Database File Format Optimization: Per Column Dictionary

John Mikhail
Mixpanel Engineering
4 min readOct 3, 2023

--

At Mixpanel, our proprietary multi-tenant columnar store database, known as ARB, serves as the backbone of our analytics platform. Following the ingestion of customer events, these data sets undergo a compaction process to create columnar files, which are then uploaded to Google Cloud Storage (GCS). In this blog post, we will delve into the recent updates we’ve implemented in this columnar file format. These updates enhance our query servers’ ability to accommodate more ARB files in their local SSDs, all without actually reducing file sizes. In some instances, these changes may even result in larger files.

Background

Before we delve into the details of our format update, it’s essential to introduce two common columnar database practices we employ in ARB.

1. Strings Dictionary: Consider a string column with low cardinality, such as the iPhone Model from our trends dashboard. Repeatedly storing strings like “iPhone 14 max” in the column’s data can be highly inefficient. Instead, we optimize this by compiling frequently recurring strings into a dictionary within the file’s header. This allows us to utilize dictionary indices within the column’s data, reducing redundancy.

2. Selective Column Retrieval: When a query involves only specific columns, our query server employs a selective download approach. It starts by fetching the file header, which contains crucial information such as the strings dictionary, column offsets, and other essential file metadata. Subsequently, using these offsets, the server requests only specific data ranges from the remainder of the file corresponding to the required columns. This process results in a sparse file stored on local SSDs. These SSDs serve as a caching layer between the query server and GCS, minimizing or even eliminating file download times for future queries.

To illustrate, let’s consider an example: a file with a header size of 5% and five columns of equally distributed sizes (although this is rarely the case in practice due to factors like repeat encoding). When downloading only a single column, just 24% of the file needs to be retrieved.

Format Change

In our format change, our primary objective was to reduce the size of sparse files on disk, thereby increasing the quantity of files we can store on local SSDs and improving the file cache hit ratio. The concept was straightforward: we recognized that the strings dictionary occupied a significant portion of the header space and a relatively non-negligible portion of the overall file (~6%). We pondered the possibility of redistributing this dictionary across the columns.

To ensure that this alteration would yield benefits without introducing regressions, we needed to validate our theory that there was minimal overlap between the strings used in different columns. Otherwise, this change might result in significantly larger file sizes as the same strings would exist in multiple dictionaries instead of one. The validation process was simple; we introduced a new metric comparing the number of distinct strings per file to the sum of distinct strings across all columns per file and compared the two. As expected, given the nature of our customers’ data, the numbers were nearly identical, with the latter being only slightly larger at times.

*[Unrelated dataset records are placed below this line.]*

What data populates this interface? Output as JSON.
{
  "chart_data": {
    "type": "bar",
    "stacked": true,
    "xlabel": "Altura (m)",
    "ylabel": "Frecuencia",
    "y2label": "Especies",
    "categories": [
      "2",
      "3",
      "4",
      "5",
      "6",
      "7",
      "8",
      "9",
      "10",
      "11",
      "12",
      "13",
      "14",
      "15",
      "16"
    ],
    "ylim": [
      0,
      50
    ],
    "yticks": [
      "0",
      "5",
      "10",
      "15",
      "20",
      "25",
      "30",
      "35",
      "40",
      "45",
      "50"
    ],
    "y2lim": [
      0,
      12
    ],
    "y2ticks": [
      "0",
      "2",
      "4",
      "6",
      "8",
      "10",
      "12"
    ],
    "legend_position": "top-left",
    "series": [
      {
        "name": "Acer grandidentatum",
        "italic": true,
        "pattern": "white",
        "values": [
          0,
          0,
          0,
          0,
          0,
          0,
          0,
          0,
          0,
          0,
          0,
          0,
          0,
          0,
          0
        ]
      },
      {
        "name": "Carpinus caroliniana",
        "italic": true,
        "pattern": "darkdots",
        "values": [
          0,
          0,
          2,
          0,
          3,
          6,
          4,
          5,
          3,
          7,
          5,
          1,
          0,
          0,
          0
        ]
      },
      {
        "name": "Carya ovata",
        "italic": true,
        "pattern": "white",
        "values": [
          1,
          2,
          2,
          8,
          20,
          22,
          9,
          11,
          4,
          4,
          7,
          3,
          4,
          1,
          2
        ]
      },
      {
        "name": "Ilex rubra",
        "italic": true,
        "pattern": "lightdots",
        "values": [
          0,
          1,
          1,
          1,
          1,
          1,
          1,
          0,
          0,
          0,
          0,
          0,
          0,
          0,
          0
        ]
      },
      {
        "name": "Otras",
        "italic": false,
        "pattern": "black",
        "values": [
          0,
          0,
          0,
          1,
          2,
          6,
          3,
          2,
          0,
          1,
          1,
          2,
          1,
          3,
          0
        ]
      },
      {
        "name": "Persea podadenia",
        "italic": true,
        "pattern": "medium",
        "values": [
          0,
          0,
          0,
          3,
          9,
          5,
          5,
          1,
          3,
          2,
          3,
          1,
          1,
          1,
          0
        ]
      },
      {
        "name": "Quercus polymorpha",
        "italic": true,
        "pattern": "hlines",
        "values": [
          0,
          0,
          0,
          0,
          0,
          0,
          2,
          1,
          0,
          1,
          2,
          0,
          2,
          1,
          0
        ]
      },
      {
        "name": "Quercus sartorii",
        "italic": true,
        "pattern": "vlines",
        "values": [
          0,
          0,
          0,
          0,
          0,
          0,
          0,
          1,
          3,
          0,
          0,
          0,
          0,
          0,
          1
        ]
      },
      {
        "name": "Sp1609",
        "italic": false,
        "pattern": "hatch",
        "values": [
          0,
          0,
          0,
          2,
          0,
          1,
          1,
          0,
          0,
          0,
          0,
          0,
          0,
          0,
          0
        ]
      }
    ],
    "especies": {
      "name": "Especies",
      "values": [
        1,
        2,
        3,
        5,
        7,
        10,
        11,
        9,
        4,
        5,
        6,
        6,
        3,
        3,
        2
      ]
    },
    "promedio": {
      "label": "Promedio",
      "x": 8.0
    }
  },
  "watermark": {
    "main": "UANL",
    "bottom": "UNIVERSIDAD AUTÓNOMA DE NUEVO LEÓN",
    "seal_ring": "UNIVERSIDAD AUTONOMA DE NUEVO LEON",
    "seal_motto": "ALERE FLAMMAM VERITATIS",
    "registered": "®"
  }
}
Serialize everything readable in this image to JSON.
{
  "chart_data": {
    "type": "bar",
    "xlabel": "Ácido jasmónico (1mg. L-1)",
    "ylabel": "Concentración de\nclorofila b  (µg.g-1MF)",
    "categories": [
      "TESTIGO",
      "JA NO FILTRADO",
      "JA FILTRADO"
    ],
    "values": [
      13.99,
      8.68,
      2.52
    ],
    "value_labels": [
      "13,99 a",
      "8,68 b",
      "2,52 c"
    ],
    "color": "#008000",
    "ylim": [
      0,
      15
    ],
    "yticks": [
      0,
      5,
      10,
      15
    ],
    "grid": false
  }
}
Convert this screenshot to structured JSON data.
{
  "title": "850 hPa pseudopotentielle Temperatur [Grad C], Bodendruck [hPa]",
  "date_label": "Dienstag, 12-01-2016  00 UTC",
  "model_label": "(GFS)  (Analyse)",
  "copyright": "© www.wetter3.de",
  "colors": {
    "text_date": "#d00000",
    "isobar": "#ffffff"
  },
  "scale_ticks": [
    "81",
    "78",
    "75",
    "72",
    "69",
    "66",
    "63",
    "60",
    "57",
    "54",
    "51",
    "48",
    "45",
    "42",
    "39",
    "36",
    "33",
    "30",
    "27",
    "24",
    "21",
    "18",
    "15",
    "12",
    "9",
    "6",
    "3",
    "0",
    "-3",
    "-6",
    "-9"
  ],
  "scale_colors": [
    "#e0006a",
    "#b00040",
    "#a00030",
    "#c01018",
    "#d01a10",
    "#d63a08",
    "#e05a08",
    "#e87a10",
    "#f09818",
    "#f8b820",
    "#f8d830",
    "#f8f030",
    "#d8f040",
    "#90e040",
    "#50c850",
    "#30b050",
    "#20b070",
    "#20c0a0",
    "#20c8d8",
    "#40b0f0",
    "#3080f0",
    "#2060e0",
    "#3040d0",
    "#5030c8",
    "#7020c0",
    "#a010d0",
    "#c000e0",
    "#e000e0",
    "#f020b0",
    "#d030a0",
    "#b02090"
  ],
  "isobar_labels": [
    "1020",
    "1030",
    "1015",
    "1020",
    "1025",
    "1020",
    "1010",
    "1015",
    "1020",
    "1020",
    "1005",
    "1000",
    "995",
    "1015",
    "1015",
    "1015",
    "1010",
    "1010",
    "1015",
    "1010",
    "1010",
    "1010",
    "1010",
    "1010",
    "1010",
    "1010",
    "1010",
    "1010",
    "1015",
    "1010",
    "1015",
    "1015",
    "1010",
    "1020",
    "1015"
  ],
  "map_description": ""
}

Building on the previous example, the updated file structure after moving the global strings dictionary from the file header to the columns headers now appears as follows: each of the five columns now occupies 19.9% of the file space, including an additional 0.9% that previously belonged to the header. When downloading only a single column, only 20.4% of the file is required. Compared to the old format, this version results in sparse files that are 15% smaller.

Bonus Performance gain

The adoption of significantly smaller dictionaries per column translates into improved CPU cache performance, as it ensures that all the necessary strings reside contiguously in memory. Previously, with one global dictionary, the strings for a single column could have so many interleaving strings that are not of interest to the query. It’s worth noting that we directly access the on-disk dictionary using mmap, without undergoing any transformation into an alternative in-memory structure.

Results

Since deploying the new format four months ago, we observed a notable decrease in our average file loaded percentage, which declined from 26% to 21%. Effectively allowing us to store 15% more files in our SSD cache. We anticipate that this figure will continue to get better. This is because we opted not to retroactively convert the old files to the new format, and a substantial portion of the files stored in the SSD cache pertain to data that is older than six months. (Our customers frequently query data spanning from recent months to several years in the past.)

In conclusion, our recent format enhancements represent a significant step forward in optimizing the performance and efficiency of Mixpanel’s ARB database. These improvements not only reduce storage overhead but also enhance query server performance, leading to a more seamless and responsive user experience. We are committed to continually refining our technology to better serve our customers’ evolving data analytics needs.

--

--